Friday, 23 October 2009

Cloud World Forum

I attended the rather grandly titled Cloud World Forum in London yesterday. Have to say that it was an excellent event, certainly more business focussed than other events such as Cloud Camp (which is always good fun if more IT oriented) or the rather disappointing CloudStorm event a couple of weeks ago.

Highlights and interesting tidbits from the event:
o Kate Craig-Wood of Memset, Intellect and the BCS is now co-leading the technical architecture stream of the Cabinet Office data centre consolitation work
o Asite are a public cloud service that have apparently obtained HMG accreditation for use by the Environment Agency. Unfortunately the presenter left before I had a chance to quiz him on the accreditation aspect!
o Lots of good presentations from the likes of Gartner and BT and some interesting panel sessions, particularly interested in the Gartner research that showed security was still the leading concern with organisations yet to adopt cloud computing. Also interesting that the main drivers for those organisations that have adopted cloud computing were cost and functionality. Who'd have thought it? ;-)
o If you have an interest in collaboration then certainly check out www.huddle.net - collaboration tools, video conferencing etc all in one user-friendly cloud-based offering.
o BT's virtual data centre is an interesting proposition - they do not run VMs for more than one customer on a physical blade. Of course, from a paranoid perspective you may still have de-commissioning concerns when the blade is returned to the wider resource pool. Not dug into the real low-level details here.
o Mimecast have released a Forrester Consulting report into the "total economic impact" of their solution. Yes, the report is specific to Mimecast, however the methodology of the report is of interest and it's useful to have a (vaguely) independent, albeit funded, report showing a detailed ROI argument for a cloud-based service.
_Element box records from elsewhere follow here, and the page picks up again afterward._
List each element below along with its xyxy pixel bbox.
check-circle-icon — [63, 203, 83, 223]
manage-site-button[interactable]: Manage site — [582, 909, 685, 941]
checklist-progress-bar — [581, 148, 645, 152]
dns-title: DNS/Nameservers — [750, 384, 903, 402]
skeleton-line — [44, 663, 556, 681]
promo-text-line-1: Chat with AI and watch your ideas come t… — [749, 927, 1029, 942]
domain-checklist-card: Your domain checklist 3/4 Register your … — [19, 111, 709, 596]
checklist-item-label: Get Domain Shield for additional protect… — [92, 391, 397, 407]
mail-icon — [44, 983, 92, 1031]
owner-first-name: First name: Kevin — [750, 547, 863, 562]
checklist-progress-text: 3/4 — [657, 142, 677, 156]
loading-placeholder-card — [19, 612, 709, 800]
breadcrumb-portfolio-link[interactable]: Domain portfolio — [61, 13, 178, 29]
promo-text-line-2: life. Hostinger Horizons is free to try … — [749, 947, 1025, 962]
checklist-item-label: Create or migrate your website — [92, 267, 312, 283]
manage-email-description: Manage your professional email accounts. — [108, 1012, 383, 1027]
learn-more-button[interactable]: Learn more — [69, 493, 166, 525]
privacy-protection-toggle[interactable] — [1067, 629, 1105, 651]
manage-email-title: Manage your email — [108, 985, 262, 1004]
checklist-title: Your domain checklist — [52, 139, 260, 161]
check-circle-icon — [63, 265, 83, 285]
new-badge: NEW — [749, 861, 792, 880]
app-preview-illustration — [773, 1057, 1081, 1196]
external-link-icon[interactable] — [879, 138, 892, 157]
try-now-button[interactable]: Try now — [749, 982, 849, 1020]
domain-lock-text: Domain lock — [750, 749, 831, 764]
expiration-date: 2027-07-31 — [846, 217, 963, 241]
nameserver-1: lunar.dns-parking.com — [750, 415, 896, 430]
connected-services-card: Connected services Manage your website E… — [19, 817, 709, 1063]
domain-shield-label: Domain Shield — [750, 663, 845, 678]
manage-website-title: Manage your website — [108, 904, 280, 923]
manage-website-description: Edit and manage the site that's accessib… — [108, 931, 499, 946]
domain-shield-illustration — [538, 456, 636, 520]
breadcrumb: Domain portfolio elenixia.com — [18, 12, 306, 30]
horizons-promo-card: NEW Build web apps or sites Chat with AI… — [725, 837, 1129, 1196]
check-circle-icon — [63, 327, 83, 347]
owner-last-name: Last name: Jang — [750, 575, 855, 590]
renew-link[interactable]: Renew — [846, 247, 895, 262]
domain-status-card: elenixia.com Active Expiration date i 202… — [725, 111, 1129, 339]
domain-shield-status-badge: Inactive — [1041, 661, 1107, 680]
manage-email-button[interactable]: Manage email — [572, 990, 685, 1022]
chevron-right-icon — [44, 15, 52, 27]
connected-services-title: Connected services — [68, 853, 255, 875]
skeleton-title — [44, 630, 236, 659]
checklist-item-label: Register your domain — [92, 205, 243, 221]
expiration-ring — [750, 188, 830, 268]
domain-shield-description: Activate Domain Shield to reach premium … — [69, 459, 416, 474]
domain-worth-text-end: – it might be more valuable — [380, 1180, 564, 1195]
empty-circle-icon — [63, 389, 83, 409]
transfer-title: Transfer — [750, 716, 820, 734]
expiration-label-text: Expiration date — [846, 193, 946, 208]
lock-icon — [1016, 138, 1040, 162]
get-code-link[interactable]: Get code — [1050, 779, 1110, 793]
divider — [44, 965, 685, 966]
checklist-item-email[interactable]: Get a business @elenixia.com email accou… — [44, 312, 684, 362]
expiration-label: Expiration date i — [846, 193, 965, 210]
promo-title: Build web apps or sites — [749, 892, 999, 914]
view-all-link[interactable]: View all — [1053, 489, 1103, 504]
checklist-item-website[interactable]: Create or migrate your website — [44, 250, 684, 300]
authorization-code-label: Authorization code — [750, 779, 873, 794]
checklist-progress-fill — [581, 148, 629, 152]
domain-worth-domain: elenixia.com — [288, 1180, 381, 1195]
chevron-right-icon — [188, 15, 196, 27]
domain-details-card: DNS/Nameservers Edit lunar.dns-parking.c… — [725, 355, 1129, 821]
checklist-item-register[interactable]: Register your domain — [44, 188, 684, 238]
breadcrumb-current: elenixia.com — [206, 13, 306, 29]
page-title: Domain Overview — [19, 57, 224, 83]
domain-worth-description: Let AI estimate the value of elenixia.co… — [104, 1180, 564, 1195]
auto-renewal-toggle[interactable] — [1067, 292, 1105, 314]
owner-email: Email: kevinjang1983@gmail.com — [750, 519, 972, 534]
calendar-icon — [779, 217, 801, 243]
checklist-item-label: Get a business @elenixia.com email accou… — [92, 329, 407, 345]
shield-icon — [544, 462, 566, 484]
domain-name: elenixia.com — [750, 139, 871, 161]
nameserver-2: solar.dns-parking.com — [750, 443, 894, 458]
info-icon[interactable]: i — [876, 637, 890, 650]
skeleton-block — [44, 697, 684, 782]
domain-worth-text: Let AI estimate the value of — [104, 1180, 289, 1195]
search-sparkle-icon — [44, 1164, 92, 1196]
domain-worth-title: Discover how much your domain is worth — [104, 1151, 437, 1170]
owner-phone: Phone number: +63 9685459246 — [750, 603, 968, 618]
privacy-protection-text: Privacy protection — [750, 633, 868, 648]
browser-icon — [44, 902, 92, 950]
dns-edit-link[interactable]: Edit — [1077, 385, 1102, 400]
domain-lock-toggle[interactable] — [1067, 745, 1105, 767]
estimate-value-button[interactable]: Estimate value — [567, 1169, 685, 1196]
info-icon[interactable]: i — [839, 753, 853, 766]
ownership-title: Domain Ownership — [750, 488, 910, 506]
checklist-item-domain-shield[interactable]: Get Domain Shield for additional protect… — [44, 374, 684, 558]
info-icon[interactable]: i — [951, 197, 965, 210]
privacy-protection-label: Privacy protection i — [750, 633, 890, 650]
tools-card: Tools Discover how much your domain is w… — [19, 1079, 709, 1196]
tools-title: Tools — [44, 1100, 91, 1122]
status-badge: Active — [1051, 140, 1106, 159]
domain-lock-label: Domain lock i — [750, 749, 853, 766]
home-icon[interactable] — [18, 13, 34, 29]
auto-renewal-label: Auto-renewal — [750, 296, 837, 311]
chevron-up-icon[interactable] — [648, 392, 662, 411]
The report should be downloadable from the Mimecast web-site but I don't think it's there yet.


Downsides:
o Terribly dull presentation from VMWare, Cisco and EMC. Everybody else talking about business benefits, these guys droning on for a long time about IT and infrastructure issues. Bored everyone to tears. Content was actually not bad from a technical perspective but was wrong for the event and the delivery was way too dry. [Example of the problem with the presentation, when talking of moving to cloud services "...got to start with server virtualisation" - well, only if you're talking IaaS and I'd personally start with identifying what you want to do from a business perspective!]
o Still a general ignorance with respect to security - lots of mentions of it during the day but no real understanding of how to manage risk in a cloud environment. [One panellist even described escapes from VMs as 'a bit of a myth' - a bit problematic given that exploits have been published which do just that...]
o Slightly disappointing presentation on cloud security from Cryptocard which was basically yet another demonstration of using Cain and Abel to intercept passwords (*yawn*) and an overly broad statement that 2 factor authentication solves all authentication issues in a cloud environment. Yes, they would say that being as they sell 2FA solutions but it's blatantly not true!

Overall - good event, will definitely try to attend next year's. The attendees were left with the feeling that cloud computing is here, is real and is delivering benefits to the early adopters.